De même, M. Le a cité un réseau sans fil décentralisé pour les appareils connectés à l'Internet des objets, appelé Helium, comme exemple de modèle de jeton innovant. Les participants à Helium gagnent une crypto-monnaie en exploitant les points d'accès qui composent le réseau, et les entreprises peuvent ensuite acheter cette crypto-monnaie pour utiliser leur infrastructure. Jusqu'à très récemment, Helium présentait Salesforce et Lime comme des exemples de ces clients, mais après avoir essuyé les critiques de ces deux entreprises, Helium a admis qu'elle n'avait mené que des programmes pilotes avec elles.

Helium a été évaluée à 1,2 milliard de dollars en mars, lorsque des sociétés comme Andreessen Horowitz et Tiger Global Management ont participé à un tour de table de 200 millions de dollars.
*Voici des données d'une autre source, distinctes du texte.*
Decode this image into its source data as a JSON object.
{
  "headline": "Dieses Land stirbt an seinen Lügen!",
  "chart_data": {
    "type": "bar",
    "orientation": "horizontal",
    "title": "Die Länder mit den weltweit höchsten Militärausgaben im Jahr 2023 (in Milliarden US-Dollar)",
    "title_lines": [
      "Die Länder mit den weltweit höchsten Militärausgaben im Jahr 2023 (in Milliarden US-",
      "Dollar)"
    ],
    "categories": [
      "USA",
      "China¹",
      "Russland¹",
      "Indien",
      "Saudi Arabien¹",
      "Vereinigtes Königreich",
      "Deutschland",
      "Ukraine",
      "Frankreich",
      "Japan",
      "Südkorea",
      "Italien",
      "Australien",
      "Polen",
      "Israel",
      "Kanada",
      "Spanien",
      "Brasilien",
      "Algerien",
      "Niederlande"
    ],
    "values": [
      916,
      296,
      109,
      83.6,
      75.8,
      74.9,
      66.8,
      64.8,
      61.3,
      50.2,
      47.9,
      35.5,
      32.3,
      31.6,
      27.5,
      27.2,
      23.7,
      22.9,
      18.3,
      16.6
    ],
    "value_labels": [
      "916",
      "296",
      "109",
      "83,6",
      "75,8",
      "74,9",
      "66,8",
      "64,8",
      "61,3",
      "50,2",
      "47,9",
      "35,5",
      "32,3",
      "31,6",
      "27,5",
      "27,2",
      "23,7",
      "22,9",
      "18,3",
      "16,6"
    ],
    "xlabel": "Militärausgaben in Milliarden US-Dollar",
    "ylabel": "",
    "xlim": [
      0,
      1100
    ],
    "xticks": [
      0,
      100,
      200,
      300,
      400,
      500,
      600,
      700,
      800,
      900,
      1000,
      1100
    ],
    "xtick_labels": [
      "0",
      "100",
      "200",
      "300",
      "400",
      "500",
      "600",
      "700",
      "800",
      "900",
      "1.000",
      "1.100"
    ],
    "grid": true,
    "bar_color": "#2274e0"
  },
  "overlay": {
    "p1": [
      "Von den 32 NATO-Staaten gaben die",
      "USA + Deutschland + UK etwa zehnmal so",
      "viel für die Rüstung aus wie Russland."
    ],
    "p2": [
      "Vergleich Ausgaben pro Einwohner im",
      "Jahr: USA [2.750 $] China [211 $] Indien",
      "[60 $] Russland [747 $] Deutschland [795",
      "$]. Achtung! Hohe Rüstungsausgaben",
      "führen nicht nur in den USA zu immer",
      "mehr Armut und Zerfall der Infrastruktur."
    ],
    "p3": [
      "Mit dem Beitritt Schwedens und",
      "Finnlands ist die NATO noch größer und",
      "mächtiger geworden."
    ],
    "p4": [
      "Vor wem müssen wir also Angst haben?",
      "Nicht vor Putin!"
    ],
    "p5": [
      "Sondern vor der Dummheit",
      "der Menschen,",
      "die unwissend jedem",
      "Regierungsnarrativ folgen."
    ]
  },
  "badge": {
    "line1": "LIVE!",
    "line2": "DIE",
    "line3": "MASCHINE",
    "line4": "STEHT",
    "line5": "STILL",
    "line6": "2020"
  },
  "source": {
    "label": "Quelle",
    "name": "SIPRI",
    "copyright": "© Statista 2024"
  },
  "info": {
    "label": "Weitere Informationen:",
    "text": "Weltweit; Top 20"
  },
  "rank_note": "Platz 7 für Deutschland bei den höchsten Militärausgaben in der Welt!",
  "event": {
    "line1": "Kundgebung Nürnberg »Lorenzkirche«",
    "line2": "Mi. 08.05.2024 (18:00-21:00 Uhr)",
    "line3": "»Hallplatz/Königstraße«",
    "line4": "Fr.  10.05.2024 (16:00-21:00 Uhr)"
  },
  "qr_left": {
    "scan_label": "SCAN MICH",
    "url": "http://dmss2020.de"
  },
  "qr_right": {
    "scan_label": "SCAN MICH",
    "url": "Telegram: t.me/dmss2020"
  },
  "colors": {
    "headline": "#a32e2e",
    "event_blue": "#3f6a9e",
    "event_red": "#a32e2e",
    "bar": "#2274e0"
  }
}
"Je pense que maintenant, en raison de la façon dont les développeurs de projets pensent à la tokenomique, les utilisateurs vont détenir les jetons parce qu'ils croient au projet", a déclaré Le. "C'est moins de spéculation, et plus de 'je comprends ce projet'".

"Nous sommes l'une des plateformes Web3 les plus susceptibles de survivre à ce ralentissement parce que nous utilisons ces technologies d'une manière qui a du sens", a déclaré Kobeissi, qui se prépare à ajouter une fonctionnalité de crypto-monnaie à Blogchain comme un moyen de récompenser les écrivains qui préfèrent rester anonymes - les revenus de Blogchain proviennent de la prise d'une coupe de 10% des frais d'abonnement facturés par ses écrivains premium.

"C'est le battage médiatique qui nous a donné un coup de pouce au début - mérité ou non - mais maintenant, parce que nous avons construit sur des bases aussi solides et justifiées... je pense que nous avons une chance à long terme."